Differentiation between small brewers and larger corporate beer companies presents a “big opportunity” for craft brewers, Koch said. Echoing comments made in the past by Founders Brewing co-founder and CEO Mike Stevens, Koch said craft brewers should be going after the 85 percent of the beer market beer consumers who don’t drink craft beer. Koch said those consumers are “up for grabs”
“To me, that’s necessary for the whole beer category,” he said. “We should all be trying to make beer interesting, exciting, engaging because today the sea of sameness can be boring to consumers. I’ll never forget what my dad said, ‘Jim, all beer is good, but some beer is better.’”
Following the meeting, Koch told Brewbound that the new ad campaign would launch within the next six weeks and include print and digital advertising.
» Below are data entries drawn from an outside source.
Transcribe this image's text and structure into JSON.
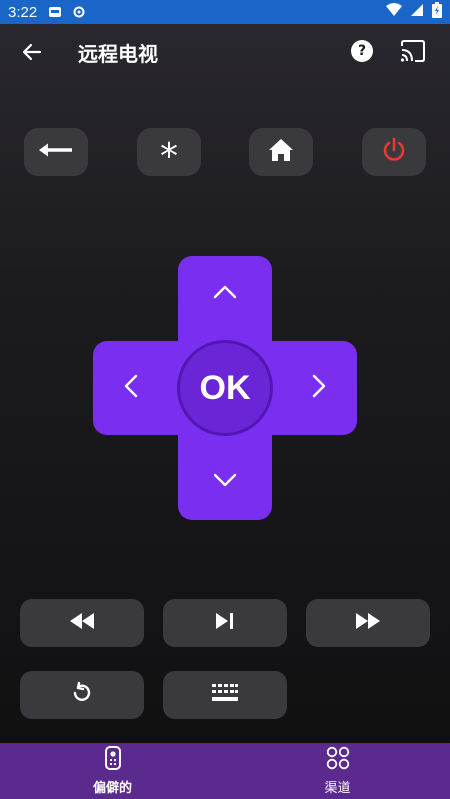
{
  "status_bar": {
    "time": "3:22"
  },
  "app_bar": {
    "title": "远程电视",
    "help_glyph": "?"
  },
  "top_buttons": [
    {
      "name": "back",
      "icon": "long-arrow-left-icon"
    },
    {
      "name": "options",
      "glyph": "*",
      "icon": "asterisk-icon"
    },
    {
      "name": "home",
      "icon": "home-icon"
    },
    {
      "name": "power",
      "icon": "power-icon",
      "color": "#e53935"
    }
  ],
  "dpad": {
    "ok_label": "OK",
    "color": "#7a2ff0",
    "center_color": "#6a26d6"
  },
  "media_buttons": [
    {
      "name": "rewind",
      "icon": "rewind-icon"
    },
    {
      "name": "play-pause",
      "icon": "play-pause-icon"
    },
    {
      "name": "fast-forward",
      "icon": "fast-forward-icon"
    },
    {
      "name": "replay",
      "icon": "replay-icon"
    },
    {
      "name": "keyboard",
      "icon": "keyboard-icon"
    }
  ],
  "bottom_nav": {
    "items": [
      {
        "label": "偏僻的",
        "icon": "remote-icon",
        "active": true
      },
      {
        "label": "渠道",
        "icon": "grid-circles-icon",
        "active": false
      }
    ]
  },
  "colors": {
    "accent": "#7a2ff0",
    "bottom_nav_bg": "#5b2a8f",
    "status_bar_bg": "#1a66c8",
    "button_bg": "#3a393d"
  }
}
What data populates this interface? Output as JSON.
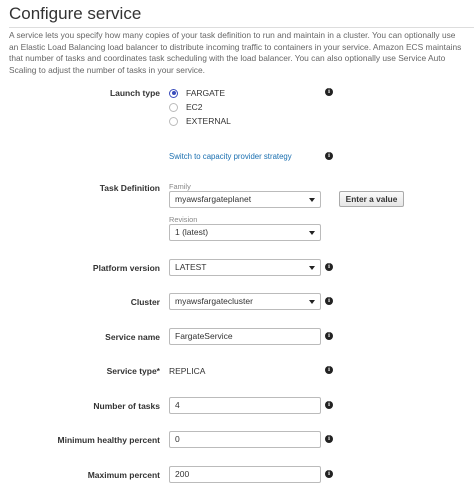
{
  "header": {
    "title": "Configure service",
    "description": "A service lets you specify how many copies of your task definition to run and maintain in a cluster. You can optionally use an Elastic Load Balancing load balancer to distribute incoming traffic to containers in your service. Amazon ECS maintains that number of tasks and coordinates task scheduling with the load balancer. You can also optionally use Service Auto Scaling to adjust the number of tasks in your service."
  },
  "launch_type": {
    "label": "Launch type",
    "options": [
      "FARGATE",
      "EC2",
      "EXTERNAL"
    ],
    "selected": "FARGATE",
    "capacity_link": "Switch to capacity provider strategy"
  },
  "task_definition": {
    "label": "Task Definition",
    "family_label": "Family",
    "family_value": "myawsfargateplanet",
    "revision_label": "Revision",
    "revision_value": "1 (latest)",
    "enter_value_button": "Enter a value"
  },
  "platform_version": {
    "label": "Platform version",
    "value": "LATEST"
  },
  "cluster": {
    "label": "Cluster",
    "value": "myawsfargatecluster"
  },
  "service_name": {
    "label": "Service name",
    "value": "FargateService"
  },
  "service_type": {
    "label": "Service type*",
    "value": "REPLICA"
  },
  "number_of_tasks": {
    "label": "Number of tasks",
    "value": "4"
  },
  "min_healthy": {
    "label": "Minimum healthy percent",
    "value": "0"
  },
  "max_percent": {
    "label": "Maximum percent",
    "value": "200"
  },
  "icons": {
    "info": "i"
  }
}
He added that the company is investing “serious money” into the campaign.
During the company’s second-quarter investors call, CFO Frank Smalla said the company planned to increase its spending on advertising, promotions and selling expenses between $15 and $25 million in 2018.
Koch also didn’t rule out a packaging refresh in the future.
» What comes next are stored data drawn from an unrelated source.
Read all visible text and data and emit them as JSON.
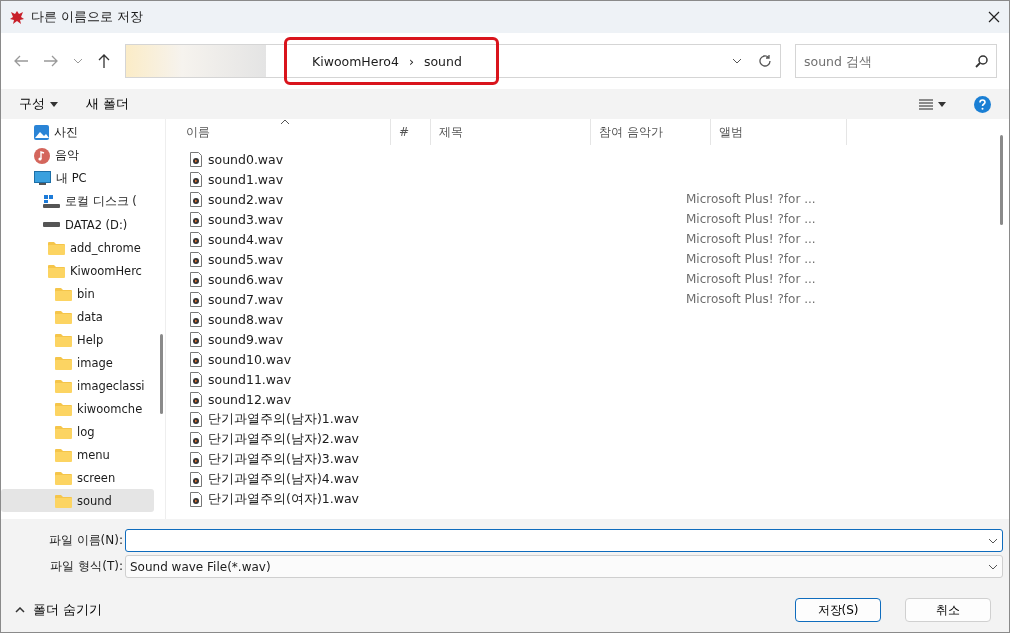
{
  "window": {
    "title": "다른 이름으로 저장"
  },
  "address": {
    "crumbs": [
      "KiwoomHero4",
      "sound"
    ],
    "separator": "›"
  },
  "search": {
    "placeholder": "sound 검색"
  },
  "toolbar": {
    "organize": "구성",
    "new_folder": "새 폴더"
  },
  "sidebar": {
    "items": [
      {
        "label": "사진",
        "kind": "pictures",
        "selected": false
      },
      {
        "label": "음악",
        "kind": "music",
        "selected": false
      },
      {
        "label": "내 PC",
        "kind": "pc",
        "selected": false,
        "children": [
          {
            "label": "로컬 디스크 (",
            "kind": "windrive",
            "selected": false
          },
          {
            "label": "DATA2 (D:)",
            "kind": "drive",
            "selected": false,
            "children": [
              {
                "label": "add_chrome",
                "kind": "folder",
                "selected": false
              },
              {
                "label": "KiwoomHerc",
                "kind": "folder",
                "selected": false,
                "children": [
                  {
                    "label": "bin",
                    "kind": "folder",
                    "selected": false
                  },
                  {
                    "label": "data",
                    "kind": "folder",
                    "selected": false
                  },
                  {
                    "label": "Help",
                    "kind": "folder",
                    "selected": false
                  },
                  {
                    "label": "image",
                    "kind": "folder",
                    "selected": false
                  },
                  {
                    "label": "imageclassi",
                    "kind": "folder",
                    "selected": false
                  },
                  {
                    "label": "kiwoomche",
                    "kind": "folder",
                    "selected": false
                  },
                  {
                    "label": "log",
                    "kind": "folder",
                    "selected": false
                  },
                  {
                    "label": "menu",
                    "kind": "folder",
                    "selected": false
                  },
                  {
                    "label": "screen",
                    "kind": "folder",
                    "selected": false
                  },
                  {
                    "label": "sound",
                    "kind": "folder",
                    "selected": true
                  }
                ]
              }
            ]
          }
        ]
      }
    ]
  },
  "table": {
    "columns": [
      "이름",
      "#",
      "제목",
      "참여 음악가",
      "앨범"
    ],
    "rows": [
      {
        "name": "sound0.wav"
      },
      {
        "name": "sound1.wav"
      },
      {
        "name": "sound2.wav",
        "album": "Microsoft Plus! ?for ..."
      },
      {
        "name": "sound3.wav",
        "album": "Microsoft Plus! ?for ..."
      },
      {
        "name": "sound4.wav",
        "album": "Microsoft Plus! ?for ..."
      },
      {
        "name": "sound5.wav",
        "album": "Microsoft Plus! ?for ..."
      },
      {
        "name": "sound6.wav",
        "album": "Microsoft Plus! ?for ..."
      },
      {
        "name": "sound7.wav",
        "album": "Microsoft Plus! ?for ..."
      },
      {
        "name": "sound8.wav"
      },
      {
        "name": "sound9.wav"
      },
      {
        "name": "sound10.wav"
      },
      {
        "name": "sound11.wav"
      },
      {
        "name": "sound12.wav"
      },
      {
        "name": "단기과열주의(남자)1.wav"
      },
      {
        "name": "단기과열주의(남자)2.wav"
      },
      {
        "name": "단기과열주의(남자)3.wav"
      },
      {
        "name": "단기과열주의(남자)4.wav"
      },
      {
        "name": "단기과열주의(여자)1.wav"
      }
    ]
  },
  "file_name": {
    "label": "파일 이름(N):"
  },
  "file_type": {
    "label": "파일 형식(T):",
    "value": "Sound wave File(*.wav)"
  },
  "footer": {
    "toggle": "폴더 숨기기",
    "save": "저장(S)",
    "cancel": "취소"
  }
}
“We’re not going to stop innovating,” he said.
Additionally, Koch announced that Boston Beer has committed to give $1 million in grants to small businesses in the food and beverage space in need of seed money that can’t qualify for loans.
“Some of ‘em are promising so we said, ‘Let’s take a million dollars and see if we can create a hundred successful small food and beverage business in the artisanal space,’” he said. “They create jobs and economic development just like craft beer does.”
Koch also told Brewbound that Boston Beer would begin fielding applications for the grants “now,” with a target of selecting about 100 recipients from 50 communities across the country in 2019.
“Many of them will be craft breweries,” he said.
Boston Beer will fund the grants from its bottom line, Koch added.
“That’s the value of independence,” he said. “I don’t have to go to some global company in a foreign country and say, ‘Can I do this?’ I’m not an employee. I’m an owner.”
Koch added that the new grant program would build upon Boston Beer’s Brewing the American Dream program, which has given millions of dollars in small business loans to food and beverage companies over the last two decades. At the end of the meeting, Koch announced this year’s Brewing the American Dream recipient, 1912 Brewing Company from Tucson, Arizona.
“We’re always trying to expand and build on the success of the program,” he said.
Other notes from the breakfast:
Brewers Association president and CEO Bob Pease, who helped kickoff the Samuel Adams breakfast, said the Thursday session of GABF eventually sold out.
“We sold more tickets this year than we’ve ever sold in the history of the 37 years of the Great American Beer Festival,” he said.
Pease also touted the BA’s new “that’s independence you’re tasting” campaign, which he said helps differentiate small and independent brewers from larger operations.
The ads were launched to promote the BA’s independence seal, which was introduced last year. According to Pease, 3,850 brewing companies — who account for 80 percent of the craft beer volume in the U.S. — have signed the organization’s licensing agreement to use the seal.
“The Brewers Association supports a beer market and a beer climate where beer drinker pull and not supplier push determines what gets on tap and what gets put on the shelf,” he said. “Let’s let the beer drinker decide and see where the chips fall.”